2. Calls `update_job_status('failed', error: 'approval_timeout')`.
3. Idea reverts to `PLAN_READY`.
---
## Testing Strategy
### Unit Tests
- **Mock ReviewLog Generation:** Verify review-log JSON structure matches schema.
- **Convergence Calculation:** Diff percentage computation, stability threshold.
- **Status Transitions:** Valid state machine paths (PLAN_READY → REVIEWING_PLAN → PLAN_REVIEWED).
### Integration Tests
- **End-to-End:** Draft idea → Grill → Plan → Review → PLAN_REVIEWED.

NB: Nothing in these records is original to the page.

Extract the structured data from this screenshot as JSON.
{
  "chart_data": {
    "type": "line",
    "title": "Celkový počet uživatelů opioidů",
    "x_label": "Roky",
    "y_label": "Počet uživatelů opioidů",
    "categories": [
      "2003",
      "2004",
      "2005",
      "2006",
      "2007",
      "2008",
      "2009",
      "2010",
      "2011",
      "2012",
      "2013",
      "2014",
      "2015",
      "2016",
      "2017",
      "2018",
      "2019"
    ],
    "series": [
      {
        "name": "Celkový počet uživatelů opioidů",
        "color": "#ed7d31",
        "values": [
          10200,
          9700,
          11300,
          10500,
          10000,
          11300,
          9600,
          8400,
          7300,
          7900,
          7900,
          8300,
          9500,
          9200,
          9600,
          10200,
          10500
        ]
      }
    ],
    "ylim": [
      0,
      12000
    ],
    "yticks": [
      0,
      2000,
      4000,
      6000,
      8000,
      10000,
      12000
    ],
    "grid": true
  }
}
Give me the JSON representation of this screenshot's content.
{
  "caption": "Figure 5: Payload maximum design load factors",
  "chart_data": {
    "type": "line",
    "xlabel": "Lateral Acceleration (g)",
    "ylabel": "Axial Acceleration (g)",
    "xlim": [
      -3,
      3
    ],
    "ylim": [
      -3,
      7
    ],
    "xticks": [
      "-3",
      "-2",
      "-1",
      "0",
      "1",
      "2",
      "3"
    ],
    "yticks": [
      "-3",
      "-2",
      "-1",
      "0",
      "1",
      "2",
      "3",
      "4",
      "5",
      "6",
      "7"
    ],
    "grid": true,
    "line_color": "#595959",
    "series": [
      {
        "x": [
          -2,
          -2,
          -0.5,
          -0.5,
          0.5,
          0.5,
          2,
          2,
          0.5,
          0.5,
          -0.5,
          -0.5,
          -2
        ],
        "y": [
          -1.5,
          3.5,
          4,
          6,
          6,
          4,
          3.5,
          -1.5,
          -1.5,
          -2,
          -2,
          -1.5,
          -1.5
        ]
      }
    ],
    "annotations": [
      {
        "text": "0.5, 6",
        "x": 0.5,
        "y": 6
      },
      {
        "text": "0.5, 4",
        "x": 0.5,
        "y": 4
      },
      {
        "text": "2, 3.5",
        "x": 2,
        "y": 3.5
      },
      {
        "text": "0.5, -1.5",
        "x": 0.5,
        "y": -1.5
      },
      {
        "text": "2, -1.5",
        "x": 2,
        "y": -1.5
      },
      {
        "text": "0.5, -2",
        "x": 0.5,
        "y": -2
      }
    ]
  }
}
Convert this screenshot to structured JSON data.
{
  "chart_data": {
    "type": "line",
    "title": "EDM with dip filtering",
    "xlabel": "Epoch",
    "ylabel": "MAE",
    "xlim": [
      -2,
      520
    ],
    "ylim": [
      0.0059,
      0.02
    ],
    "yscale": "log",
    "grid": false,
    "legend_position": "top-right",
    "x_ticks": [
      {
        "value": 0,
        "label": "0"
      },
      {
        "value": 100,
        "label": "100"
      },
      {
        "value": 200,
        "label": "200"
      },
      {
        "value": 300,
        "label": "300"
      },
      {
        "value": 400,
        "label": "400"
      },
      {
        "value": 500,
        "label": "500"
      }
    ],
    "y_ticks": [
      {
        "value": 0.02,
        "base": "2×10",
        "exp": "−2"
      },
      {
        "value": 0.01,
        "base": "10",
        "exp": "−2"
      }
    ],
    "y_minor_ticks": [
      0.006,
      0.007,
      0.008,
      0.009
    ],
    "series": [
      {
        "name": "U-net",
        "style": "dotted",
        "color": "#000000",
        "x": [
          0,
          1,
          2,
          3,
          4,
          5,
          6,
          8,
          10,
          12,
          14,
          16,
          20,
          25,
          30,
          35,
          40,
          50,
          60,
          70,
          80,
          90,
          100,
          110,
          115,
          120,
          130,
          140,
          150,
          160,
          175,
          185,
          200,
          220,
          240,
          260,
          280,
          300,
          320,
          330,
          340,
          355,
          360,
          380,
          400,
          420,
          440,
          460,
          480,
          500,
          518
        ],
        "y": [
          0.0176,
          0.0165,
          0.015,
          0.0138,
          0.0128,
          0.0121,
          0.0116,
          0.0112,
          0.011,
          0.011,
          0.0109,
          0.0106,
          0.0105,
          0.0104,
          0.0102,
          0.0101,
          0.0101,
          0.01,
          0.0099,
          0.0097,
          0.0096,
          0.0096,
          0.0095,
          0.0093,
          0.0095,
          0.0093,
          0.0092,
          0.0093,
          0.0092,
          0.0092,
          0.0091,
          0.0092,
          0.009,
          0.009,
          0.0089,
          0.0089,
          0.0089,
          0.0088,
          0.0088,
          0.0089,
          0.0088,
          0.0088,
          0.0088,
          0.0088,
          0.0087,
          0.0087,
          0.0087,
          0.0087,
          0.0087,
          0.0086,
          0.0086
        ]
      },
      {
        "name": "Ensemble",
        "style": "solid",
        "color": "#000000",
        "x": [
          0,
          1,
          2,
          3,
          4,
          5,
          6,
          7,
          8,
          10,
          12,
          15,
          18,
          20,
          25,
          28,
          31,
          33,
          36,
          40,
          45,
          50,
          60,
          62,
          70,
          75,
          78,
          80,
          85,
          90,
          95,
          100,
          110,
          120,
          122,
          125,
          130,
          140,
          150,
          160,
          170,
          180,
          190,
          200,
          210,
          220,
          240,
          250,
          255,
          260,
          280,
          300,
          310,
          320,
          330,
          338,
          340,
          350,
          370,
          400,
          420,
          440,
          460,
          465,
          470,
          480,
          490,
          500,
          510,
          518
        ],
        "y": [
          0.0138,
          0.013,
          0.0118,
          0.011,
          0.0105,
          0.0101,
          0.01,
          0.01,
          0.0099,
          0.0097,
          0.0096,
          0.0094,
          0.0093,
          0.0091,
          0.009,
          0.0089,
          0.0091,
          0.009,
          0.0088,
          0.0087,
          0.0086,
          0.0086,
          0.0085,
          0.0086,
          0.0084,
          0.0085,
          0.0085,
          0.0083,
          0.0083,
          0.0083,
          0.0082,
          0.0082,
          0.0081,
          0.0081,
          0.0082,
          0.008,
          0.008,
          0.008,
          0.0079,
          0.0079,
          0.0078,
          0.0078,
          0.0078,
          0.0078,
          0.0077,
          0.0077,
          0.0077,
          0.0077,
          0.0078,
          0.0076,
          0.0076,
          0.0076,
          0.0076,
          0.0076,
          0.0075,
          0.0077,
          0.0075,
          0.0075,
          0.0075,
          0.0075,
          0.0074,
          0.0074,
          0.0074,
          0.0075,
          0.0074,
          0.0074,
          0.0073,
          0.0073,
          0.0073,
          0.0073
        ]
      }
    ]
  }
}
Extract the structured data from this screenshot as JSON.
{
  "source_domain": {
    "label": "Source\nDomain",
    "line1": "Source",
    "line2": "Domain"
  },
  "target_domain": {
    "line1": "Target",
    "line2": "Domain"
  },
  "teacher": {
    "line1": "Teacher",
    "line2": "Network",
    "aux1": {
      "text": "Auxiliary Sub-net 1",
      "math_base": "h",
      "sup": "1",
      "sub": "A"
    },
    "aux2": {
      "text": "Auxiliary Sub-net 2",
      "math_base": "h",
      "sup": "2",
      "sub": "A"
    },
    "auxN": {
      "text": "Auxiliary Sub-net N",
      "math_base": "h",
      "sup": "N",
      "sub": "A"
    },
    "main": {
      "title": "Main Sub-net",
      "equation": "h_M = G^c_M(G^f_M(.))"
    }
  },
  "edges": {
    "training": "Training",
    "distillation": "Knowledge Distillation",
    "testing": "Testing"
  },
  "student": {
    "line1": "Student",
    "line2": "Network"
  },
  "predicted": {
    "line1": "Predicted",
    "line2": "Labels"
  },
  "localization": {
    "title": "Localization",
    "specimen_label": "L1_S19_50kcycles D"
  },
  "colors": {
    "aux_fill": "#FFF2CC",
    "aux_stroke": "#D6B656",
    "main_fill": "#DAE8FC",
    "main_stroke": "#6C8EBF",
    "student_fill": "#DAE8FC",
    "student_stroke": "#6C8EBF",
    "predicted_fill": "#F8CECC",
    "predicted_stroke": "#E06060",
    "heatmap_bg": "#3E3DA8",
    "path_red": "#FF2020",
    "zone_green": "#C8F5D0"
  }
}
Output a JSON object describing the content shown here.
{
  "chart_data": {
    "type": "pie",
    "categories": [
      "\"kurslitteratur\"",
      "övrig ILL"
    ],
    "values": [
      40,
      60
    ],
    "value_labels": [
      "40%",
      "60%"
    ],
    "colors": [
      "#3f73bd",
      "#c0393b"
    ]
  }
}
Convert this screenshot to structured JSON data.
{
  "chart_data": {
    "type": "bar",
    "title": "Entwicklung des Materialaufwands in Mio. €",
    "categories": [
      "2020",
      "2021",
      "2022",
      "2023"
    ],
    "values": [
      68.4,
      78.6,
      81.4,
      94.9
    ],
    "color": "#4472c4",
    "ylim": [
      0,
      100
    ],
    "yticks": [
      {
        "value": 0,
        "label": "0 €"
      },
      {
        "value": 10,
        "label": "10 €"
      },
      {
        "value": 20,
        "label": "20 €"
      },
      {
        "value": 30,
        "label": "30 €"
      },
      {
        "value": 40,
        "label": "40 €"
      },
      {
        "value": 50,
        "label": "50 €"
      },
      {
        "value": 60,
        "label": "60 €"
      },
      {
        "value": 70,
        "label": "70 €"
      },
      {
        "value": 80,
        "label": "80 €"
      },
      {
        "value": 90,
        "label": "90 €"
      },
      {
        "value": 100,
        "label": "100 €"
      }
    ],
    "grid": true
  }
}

- **Re-Review:** PLAN_REVIEWED → REVIEWING_PLAN → PLAN_REVIEWED (no data loss).
- **Cancellation:** Mid-review cancellation → revert to PLAN_READY.
- **Parse Errors:** Malformed plan_md → PLAN_REVIEW_FAILED.
### Manual Testing
1. Create test idea with PLAN_READY status.
2. Click "Review Plan".
3. Monitor job in Jobs dashboard.
4. Verify review-log in idea detail page.
5. Accept/reject approval.
6. Confirm status transition and IdeaLog entry.
---
## Future Enhancements
1. **Direct Multi-Model Calls:** Use Claude API to invoke Haiku, Sonnet, Opus separately with model switching.
2. **Codex Injection:** Auto-load and inject `docs/patterns/**/*.md` and `docs/architecture/**/*.md` as context.
3. **Configurable Thresholds:** Allow product-level convergence percentage and max-rounds settings.
4. **Review History:** Preserve all review-logs for audit trail and re-review diffs.
5. **Feedback Loop:** Log user edits between review rounds and suggest re-run based on delta.
6. **Scheduled Re-Review:** Auto-trigger review after N days (staleness check).
---
## References
- `docs/architecture/jobs.md` — Job system architecture.
- `docs/patterns/server-action.md` — Server action pattern (startReviewPlanJobAction).
- `docs/api/rest-contract.md` — API surface for plan-review.
- `lib/idea-status.ts` — Status transition graph and state machine.
- `lib/idea-plan-parser.ts` — Plan YAML parsing (validator for approved plans).